The BGF was launched in May and is intended to provide Government-backed investments of between £2 million and £10 million in businesses with an annual turnover of between £10 million and £100 million, although that target has now been set at firms turning over between £5 million and £50 million.

It is being run with the support of five major high street banks: HSBC, Barclays, Lloyds, RBS and Standard Chartered.

Quoted in the Daily Telegraph, Stephen Welton, the BGF’s CEO, put the case for an SME bond market as a way of reducing the traditional dependency of many smaller UK firms on bank loans.

Mr Welton said: “Over the last decade or two, the availability of bank debt has masked an unhealthy way of growing companies.

“We want to get the debate away from ‘what’s the highest amount of debt we can get into the business for the lowest cost’ to ‘what is the right way to finance my business for the longer term?'”

Mr Welton suggested that there is too great a reliance on overdrafts because they are cheap.

He added: “It’s like a mortgage. You can borrow now on a tracker that costs next to nothing but the reality is when interest rates go up they’ll do so fairly dramatically – sometimes you’re better off taking longer term fixed rate money.
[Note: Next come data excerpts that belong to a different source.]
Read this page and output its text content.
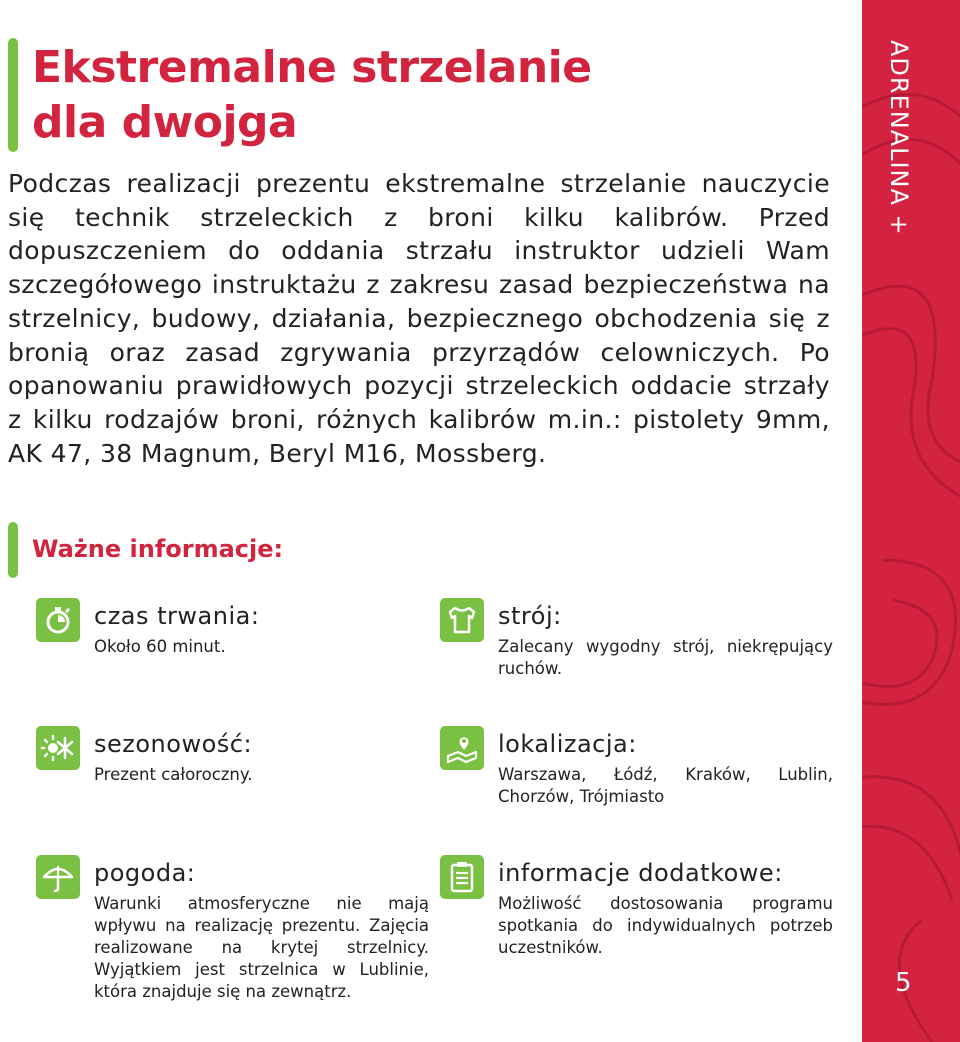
Ekstremalne strzelanie
dla dwojga

Podczas realizacji prezentu ekstremalne strzelanie nauczycie się technik strzeleckich z broni kilku kalibrów. Przed dopuszczeniem do oddania strzału instruktor udzieli Wam szczegółowego instruktażu z zakresu zasad bezpieczeństwa na strzelnicy, budowy, działania, bezpiecznego obchodzenia się z bronią oraz zasad zgrywania przyrządów celowniczych. Po opanowaniu prawidłowych pozycji strzeleckich oddacie strzały z kilku rodzajów broni, różnych kalibrów m.in.: pistolety 9mm, AK 47, 38 Magnum, Beryl M16, Mossberg.

Ważne informacje:
czas trwania:
Około 60 minut.
strój:
Zalecany wygodny strój, niekrępujący ruchów.
sezonowość:
Prezent całoroczny.
lokalizacja:
Warszawa, Łódź, Kraków, Lublin, Chorzów, Trójmiasto
pogoda:
Warunki atmosferyczne nie mają wpływu na realizację prezentu. Zajęcia realizowane na krytej strzelnicy. Wyjątkiem jest strzelnica w Lublinie, która znajduje się na zewnątrz.
informacje dodatkowe:
Możliwość dostosowania programu spotkania do indywidualnych potrzeb uczestników.
ADRENALINA +
5
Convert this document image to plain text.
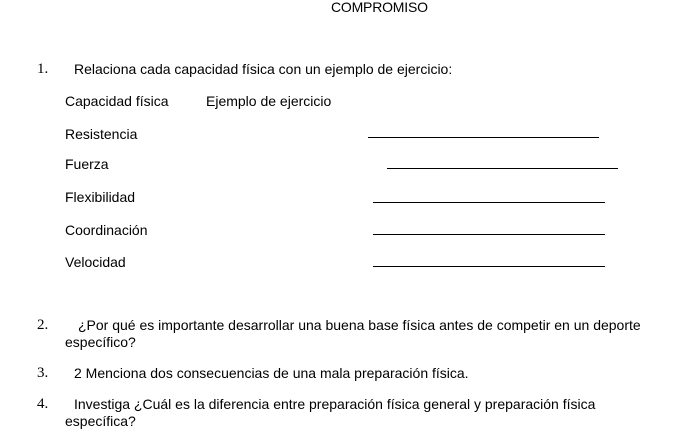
COMPROMISO
1. Relaciona cada capacidad física con un ejemplo de ejercicio:
Capacidad física	Ejemplo de ejercicio
Resistencia
Fuerza
Flexibilidad
Coordinación
Velocidad
2. ¿Por qué es importante desarrollar una buena base física antes de competir en un deporte
específico?
3. 2 Menciona dos consecuencias de una mala preparación física.
4. Investiga ¿Cuál es la diferencia entre preparación física general y preparación física
específica?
For small businesses that option isn’t there, either because long term fixed rate money isn’t available or because by instinct they go for the cheapest money, not realising they’ll trigger covenants if they underperform.”

A bond market for smaller companies, on the other hand, would be a far better way to finance the debt side of small businesses, Mr Welton argued, leaving firms to free to use overdrafts for their real purpose of handling short-term fluctuations in working capital.